Katering Trabazo, of Jackson Heights, and John Di Leonardo, PETA...

Katering Trabazo, of Jackson Heights, and John Di Leonardo, PETA outreach manager, were among the protesters against a proposed poultry slaughterhouse Tuesday outside the Islip Town Hall West in Islip. Credit: Jessica Rotkiewicz

The developer of a proposed slaughterhouse in Islip submitted documents to the town supporting the case for a zoning variance, a move that activists and residents continue to fight against.

The town zoning board last month received paperwork from Huntington resident Joseph Rosario, who is seeking a special exception for a poultry slaughterhouse at 1 Beaver Dam Rd., Islip spokeswoman Caroline Smith said. 

About 20 demonstrators Tuesday night held up signs that said “Meat is murder” and “I am you, only different” showing a caged chicken before the Islip Zoning Board of Appeals meeting at Town Hall West. The slaughterhouse proposal was not on the agenda.

John Di Leonardo, president of Long Island Orchestrating for Nature and a manager for PETA, said demonstrators wanted to show up at Town Hall to keep the heat on board members.

“We are here to urge Islip to quickly deny Joseph Rosario’s application,” he said. “This is the 21st century. We should be taking slaughterhouses down, not building new ones.”

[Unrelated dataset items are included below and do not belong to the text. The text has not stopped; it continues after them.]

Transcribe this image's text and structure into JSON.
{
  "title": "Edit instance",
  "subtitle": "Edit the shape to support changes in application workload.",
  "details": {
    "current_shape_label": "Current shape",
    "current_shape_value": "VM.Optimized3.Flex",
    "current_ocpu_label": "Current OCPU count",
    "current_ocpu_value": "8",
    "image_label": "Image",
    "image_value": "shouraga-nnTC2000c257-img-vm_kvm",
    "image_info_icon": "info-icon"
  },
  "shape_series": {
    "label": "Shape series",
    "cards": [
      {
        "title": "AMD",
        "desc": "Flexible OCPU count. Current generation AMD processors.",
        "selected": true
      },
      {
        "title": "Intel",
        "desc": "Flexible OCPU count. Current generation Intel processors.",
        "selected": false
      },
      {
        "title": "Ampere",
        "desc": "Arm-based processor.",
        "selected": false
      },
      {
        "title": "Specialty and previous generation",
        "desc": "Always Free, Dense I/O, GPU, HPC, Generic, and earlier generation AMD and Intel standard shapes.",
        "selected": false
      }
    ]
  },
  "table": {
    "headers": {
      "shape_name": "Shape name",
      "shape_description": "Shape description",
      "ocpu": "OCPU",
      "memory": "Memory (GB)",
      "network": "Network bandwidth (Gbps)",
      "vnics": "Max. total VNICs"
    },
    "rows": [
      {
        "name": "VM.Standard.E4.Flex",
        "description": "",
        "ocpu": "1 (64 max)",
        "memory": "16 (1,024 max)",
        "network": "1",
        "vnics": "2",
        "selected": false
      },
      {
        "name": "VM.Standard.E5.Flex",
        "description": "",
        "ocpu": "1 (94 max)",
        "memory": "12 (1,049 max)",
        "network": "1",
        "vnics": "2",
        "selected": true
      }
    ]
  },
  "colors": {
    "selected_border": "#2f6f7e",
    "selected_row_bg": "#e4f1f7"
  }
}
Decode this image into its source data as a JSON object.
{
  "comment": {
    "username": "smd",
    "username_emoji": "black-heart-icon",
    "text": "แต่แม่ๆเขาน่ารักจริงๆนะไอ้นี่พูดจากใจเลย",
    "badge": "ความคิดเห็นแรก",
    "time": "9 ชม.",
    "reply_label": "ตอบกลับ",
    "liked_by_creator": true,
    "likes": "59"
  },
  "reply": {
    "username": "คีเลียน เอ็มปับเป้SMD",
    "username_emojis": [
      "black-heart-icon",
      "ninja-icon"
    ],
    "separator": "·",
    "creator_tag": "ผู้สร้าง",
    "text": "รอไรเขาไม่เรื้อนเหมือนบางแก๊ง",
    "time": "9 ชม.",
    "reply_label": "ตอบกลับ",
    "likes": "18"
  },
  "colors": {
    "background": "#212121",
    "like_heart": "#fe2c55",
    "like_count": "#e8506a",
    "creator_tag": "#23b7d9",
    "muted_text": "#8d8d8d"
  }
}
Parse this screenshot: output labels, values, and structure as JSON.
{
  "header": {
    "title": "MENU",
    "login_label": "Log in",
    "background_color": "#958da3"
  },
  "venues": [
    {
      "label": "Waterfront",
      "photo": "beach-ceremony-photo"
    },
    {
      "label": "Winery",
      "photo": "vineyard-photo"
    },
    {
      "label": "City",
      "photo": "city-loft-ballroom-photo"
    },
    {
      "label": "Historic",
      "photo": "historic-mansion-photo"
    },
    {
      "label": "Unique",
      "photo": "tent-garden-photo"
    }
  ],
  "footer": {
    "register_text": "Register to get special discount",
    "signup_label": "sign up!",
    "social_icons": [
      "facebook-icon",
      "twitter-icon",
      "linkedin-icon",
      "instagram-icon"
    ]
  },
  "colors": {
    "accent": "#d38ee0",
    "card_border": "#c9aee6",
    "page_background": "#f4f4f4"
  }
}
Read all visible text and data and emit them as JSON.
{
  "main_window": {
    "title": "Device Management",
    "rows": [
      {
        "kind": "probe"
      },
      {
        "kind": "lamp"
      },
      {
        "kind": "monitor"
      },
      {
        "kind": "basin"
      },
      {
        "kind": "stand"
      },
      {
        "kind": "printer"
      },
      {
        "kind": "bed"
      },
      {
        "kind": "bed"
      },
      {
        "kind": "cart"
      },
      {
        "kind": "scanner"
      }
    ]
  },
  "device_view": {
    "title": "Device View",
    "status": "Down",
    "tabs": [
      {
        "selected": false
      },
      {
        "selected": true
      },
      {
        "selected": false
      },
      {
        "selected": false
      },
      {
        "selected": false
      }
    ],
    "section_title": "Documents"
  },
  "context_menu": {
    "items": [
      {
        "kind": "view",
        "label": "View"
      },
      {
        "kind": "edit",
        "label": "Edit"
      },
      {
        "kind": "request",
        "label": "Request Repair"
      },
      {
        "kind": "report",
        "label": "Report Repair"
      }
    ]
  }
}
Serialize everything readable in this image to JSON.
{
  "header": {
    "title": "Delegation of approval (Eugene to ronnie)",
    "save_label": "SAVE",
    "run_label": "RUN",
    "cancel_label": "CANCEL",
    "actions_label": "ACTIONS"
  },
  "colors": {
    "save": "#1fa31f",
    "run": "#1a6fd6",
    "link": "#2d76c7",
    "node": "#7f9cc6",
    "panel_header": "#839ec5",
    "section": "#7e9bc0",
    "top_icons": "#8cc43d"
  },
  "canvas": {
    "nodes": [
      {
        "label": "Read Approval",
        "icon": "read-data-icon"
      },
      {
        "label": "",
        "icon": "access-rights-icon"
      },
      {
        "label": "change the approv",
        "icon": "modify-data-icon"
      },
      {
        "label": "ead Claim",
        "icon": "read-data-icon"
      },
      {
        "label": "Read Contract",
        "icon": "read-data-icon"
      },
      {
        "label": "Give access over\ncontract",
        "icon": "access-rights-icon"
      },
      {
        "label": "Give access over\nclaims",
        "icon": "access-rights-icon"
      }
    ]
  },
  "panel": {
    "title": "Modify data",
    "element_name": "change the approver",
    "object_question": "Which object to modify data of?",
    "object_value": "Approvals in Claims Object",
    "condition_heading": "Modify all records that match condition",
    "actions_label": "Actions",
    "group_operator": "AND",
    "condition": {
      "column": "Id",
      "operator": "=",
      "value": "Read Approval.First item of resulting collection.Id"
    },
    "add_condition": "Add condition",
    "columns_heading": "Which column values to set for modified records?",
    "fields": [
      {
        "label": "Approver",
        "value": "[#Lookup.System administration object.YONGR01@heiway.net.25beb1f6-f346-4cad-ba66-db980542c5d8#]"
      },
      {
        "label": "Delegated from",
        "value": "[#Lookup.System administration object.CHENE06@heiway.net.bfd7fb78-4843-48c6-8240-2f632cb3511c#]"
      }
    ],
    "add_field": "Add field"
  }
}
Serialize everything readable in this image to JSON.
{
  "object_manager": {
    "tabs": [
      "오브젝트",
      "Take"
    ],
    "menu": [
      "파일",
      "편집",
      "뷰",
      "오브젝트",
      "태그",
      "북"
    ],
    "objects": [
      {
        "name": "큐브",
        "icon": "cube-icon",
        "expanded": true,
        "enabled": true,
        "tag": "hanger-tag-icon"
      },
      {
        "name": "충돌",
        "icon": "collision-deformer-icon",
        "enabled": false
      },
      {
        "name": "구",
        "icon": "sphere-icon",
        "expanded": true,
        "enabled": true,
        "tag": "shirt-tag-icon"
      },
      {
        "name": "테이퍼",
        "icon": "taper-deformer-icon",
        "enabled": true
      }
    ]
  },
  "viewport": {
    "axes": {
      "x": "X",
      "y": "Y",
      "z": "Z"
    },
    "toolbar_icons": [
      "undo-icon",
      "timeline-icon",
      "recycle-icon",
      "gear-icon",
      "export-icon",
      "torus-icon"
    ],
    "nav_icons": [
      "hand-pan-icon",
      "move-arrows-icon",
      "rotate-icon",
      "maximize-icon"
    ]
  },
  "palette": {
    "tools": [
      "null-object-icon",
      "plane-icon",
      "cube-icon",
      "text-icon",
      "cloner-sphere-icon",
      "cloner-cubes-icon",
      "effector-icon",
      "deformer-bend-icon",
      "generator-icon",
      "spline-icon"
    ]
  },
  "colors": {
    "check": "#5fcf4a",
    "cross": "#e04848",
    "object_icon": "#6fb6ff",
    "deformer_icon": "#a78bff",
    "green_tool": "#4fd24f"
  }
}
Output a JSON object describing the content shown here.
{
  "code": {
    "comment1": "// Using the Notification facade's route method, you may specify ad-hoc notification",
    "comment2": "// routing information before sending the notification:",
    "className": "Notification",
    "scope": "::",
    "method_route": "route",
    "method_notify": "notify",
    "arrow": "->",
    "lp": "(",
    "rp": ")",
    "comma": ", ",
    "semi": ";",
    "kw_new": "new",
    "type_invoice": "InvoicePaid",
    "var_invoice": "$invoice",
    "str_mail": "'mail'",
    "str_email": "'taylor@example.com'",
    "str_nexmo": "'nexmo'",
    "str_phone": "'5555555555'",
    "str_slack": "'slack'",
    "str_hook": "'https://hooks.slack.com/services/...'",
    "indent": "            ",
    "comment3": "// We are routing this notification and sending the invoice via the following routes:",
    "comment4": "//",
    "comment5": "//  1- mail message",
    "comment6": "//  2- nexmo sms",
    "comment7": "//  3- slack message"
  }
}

Rosario’s lawyer, Eugene R. Barnosky, argues in the documents submitted late last month that as long as a special exception application follows state law and Islip code, officials are obligated to grant it.

Barnosky cited law cases to make his argument.

“Here, the Town Board of the Town of Islip has made the Legislative finding that the applicant’s proposed use of the subject premises is in harmony with the Town’s land use plan for the district in which it is situated. . . .  If the application shows compliance with all the conditions imposed by the Code, a permit must be issued,” the letter states.

The six-page letter also addresses some of the environmental concerns made at the Oct. 23 public hearing that hundreds of people attended.

“Many people at the hearing raised concerns regarding water pollution, rodents and garbage,” Barnosky’s letter said. “The chickens will all be kept inside. The facility will be connected to the Southwest Sewer District. Mr. Rosario’s facility will capture the blood into plastic garbage bags, which are then refrigerated with the other byproducts, before being carted away.”

But protester Keri Michele of Islip, who said she is vegan, doesn’t believe Rosario’s claims that he’ll be able to keep a clean facility.

“I’m 100 percent opposed,” Michele said Tuesday night. “I’m against pollution to the air, the water, the ground. It’s filthy. It’s dirty. It’s a residential area.”

According to Rosario’s application, he plans to run a poultry slaughterhouse out of a 6,000-square-foot building that sits on the property.

The business will hold no more than 300 chickens at one time that will be delivered to the site about three times a week, Rosario has said. The slaughterhouse will operate six days a week. It will be available for retail business as well as deliveries to restaurants and customers, Rosario’s application said.